The Algebra of Ice
- Author: Lloyd Rose
- Series: Doctor Who book: Past Doctor Adventures
- Release number: 68
- Subject: Featuring: Seventh Doctor Ace
- Set in: Period between Loving the Alien and Atom Bomb Blues
- Publisher: BBC Books
- Publication date: September 2004
- Pages: 279
- ISBN: 0-563-48621-X
- Preceded by: Synthespians™
- Followed by: The Indestructible Man

= The Algebra of Ice =

2004 novel by Lloyd Rose

The Algebra of Ice is a BBC Books original novel written by Lloyd Rose and based on the long-running British science fiction television series Doctor Who.
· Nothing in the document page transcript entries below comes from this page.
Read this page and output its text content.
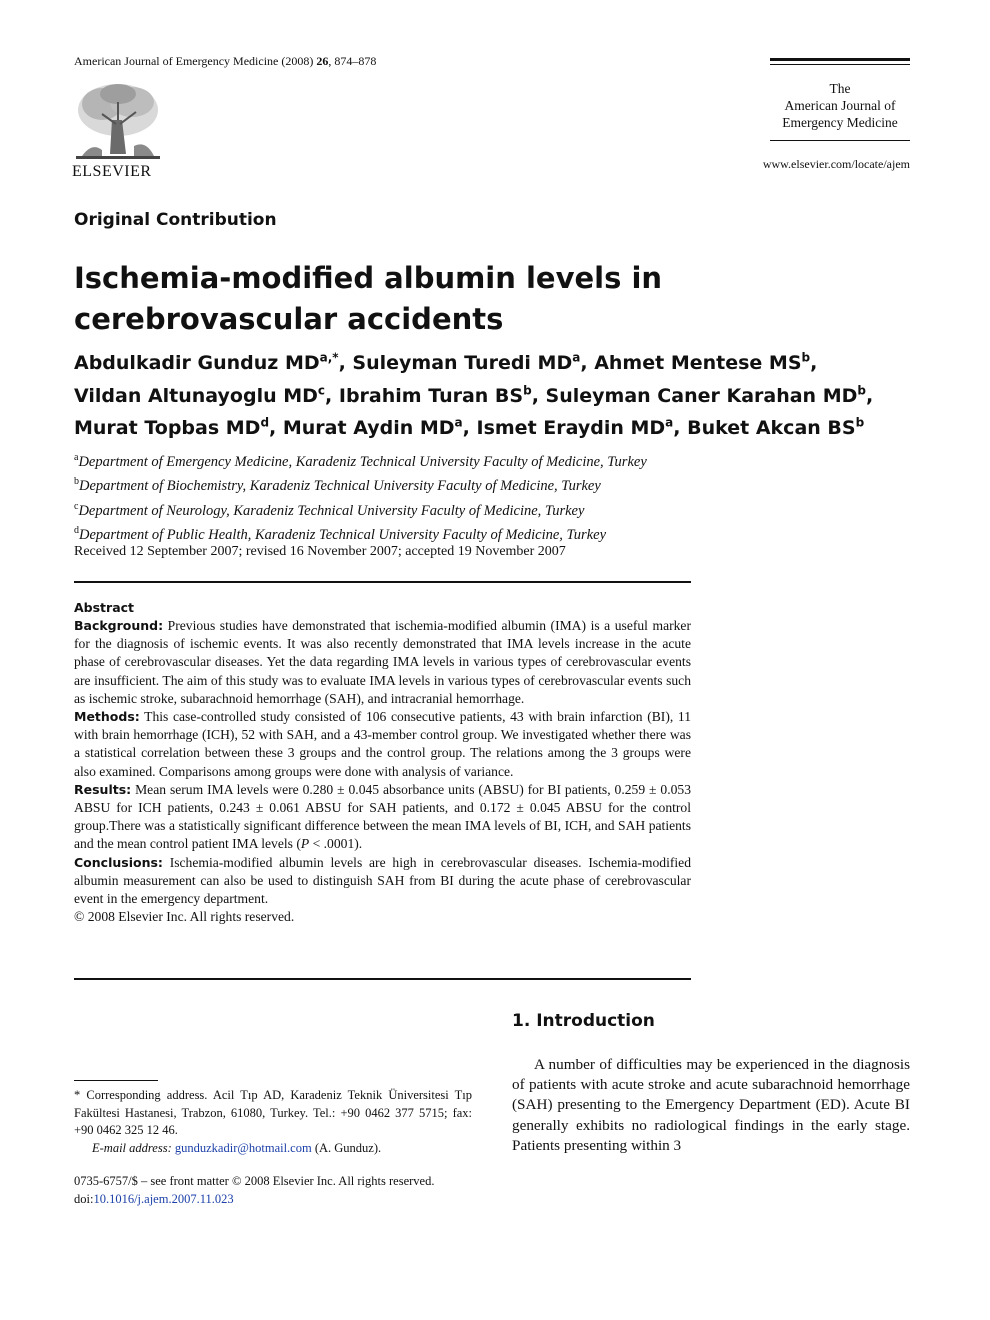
American Journal of Emergency Medicine (2008) 26, 874–878
ELSEVIER
The
American Journal of
Emergency Medicine
www.elsevier.com/locate/ajem
Original Contribution
Ischemia-modified albumin levels in
cerebrovascular accidents
Abdulkadir Gunduz $MD^{a,*}$, Suleyman Turedi $MD^a$, Ahmet Mentese $MS^b$,
Vildan Altunayoglu $MD^c$, Ibrahim Turan $BS^b$, Suleyman Caner Karahan $MD^b$,
Murat Topbas $MD^d$, Murat Aydin $MD^a$, Ismet Eraydin $MD^a$, Buket Akcan $BS^b$
$^a$Department of Emergency Medicine, Karadeniz Technical University Faculty of Medicine, Turkey
$^b$Department of Biochemistry, Karadeniz Technical University Faculty of Medicine, Turkey
$^c$Department of Neurology, Karadeniz Technical University Faculty of Medicine, Turkey
$^d$Department of Public Health, Karadeniz Technical University Faculty of Medicine, Turkey
Received 12 September 2007; revised 16 November 2007; accepted 19 November 2007
Abstract

Background: Previous studies have demonstrated that ischemia-modified albumin (IMA) is a useful marker for the diagnosis of ischemic events. It was also recently demonstrated that IMA levels increase in the acute phase of cerebrovascular diseases. Yet the data regarding IMA levels in various types of cerebrovascular events are insufficient. The aim of this study was to evaluate IMA levels in various types of cerebrovascular events such as ischemic stroke, subarachnoid hemorrhage (SAH), and intracranial hemorrhage.

Methods: This case-controlled study consisted of 106 consecutive patients, 43 with brain infarction (BI), 11 with brain hemorrhage (ICH), 52 with SAH, and a 43-member control group. We investigated whether there was a statistical correlation between these 3 groups and the control group. The relations among the 3 groups were also examined. Comparisons among groups were done with analysis of variance.

Results: Mean serum IMA levels were 0.280 ± 0.045 absorbance units (ABSU) for BI patients, 0.259 ± 0.053 ABSU for ICH patients, 0.243 ± 0.061 ABSU for SAH patients, and 0.172 ± 0.045 ABSU for the control group.There was a statistically significant difference between the mean IMA levels of BI, ICH, and SAH patients and the mean control patient IMA levels (P < .0001).

Conclusions: Ischemia-modified albumin levels are high in cerebrovascular diseases. Ischemia-modified albumin measurement can also be used to distinguish SAH from BI during the acute phase of cerebrovascular event in the emergency department.

© 2008 Elsevier Inc. All rights reserved.

1. Introduction
A number of difficulties may be experienced in the diagnosis of patients with acute stroke and acute subarachnoid hemorrhage (SAH) presenting to the Emergency Department (ED). Acute BI generally exhibits no radiological findings in the early stage. Patients presenting within 3

* Corresponding address. Acil Tıp AD, Karadeniz Teknik Üniversitesi Tıp Fakültesi Hastanesi, Trabzon, 61080, Turkey. Tel.: +90 0462 377 5715; fax: +90 0462 325 12 46.

E-mail address: gunduzkadir@hotmail.com (A. Gunduz).

0735-6757/$ – see front matter © 2008 Elsevier Inc. All rights reserved.

doi:10.1016/j.ajem.2007.11.023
It features the Seventh Doctor and Ace.

==Synopsis==
The Doctor and Ace investigate a 'crop circle' in the Kentish countryside; they are helped by a maths expert, a web-magazine publish and the Doctor's friend, the Brigadier. However, this crop circle is made of ice and is not circular, instead being filled with square-sided shapes. It draws the Doctor and Ace into a new level of reality.

==Trivia==
The story makes reference to the Riemann hypothesis, featuring a sequence set in a 'world' modelled on the Riemann zeta function.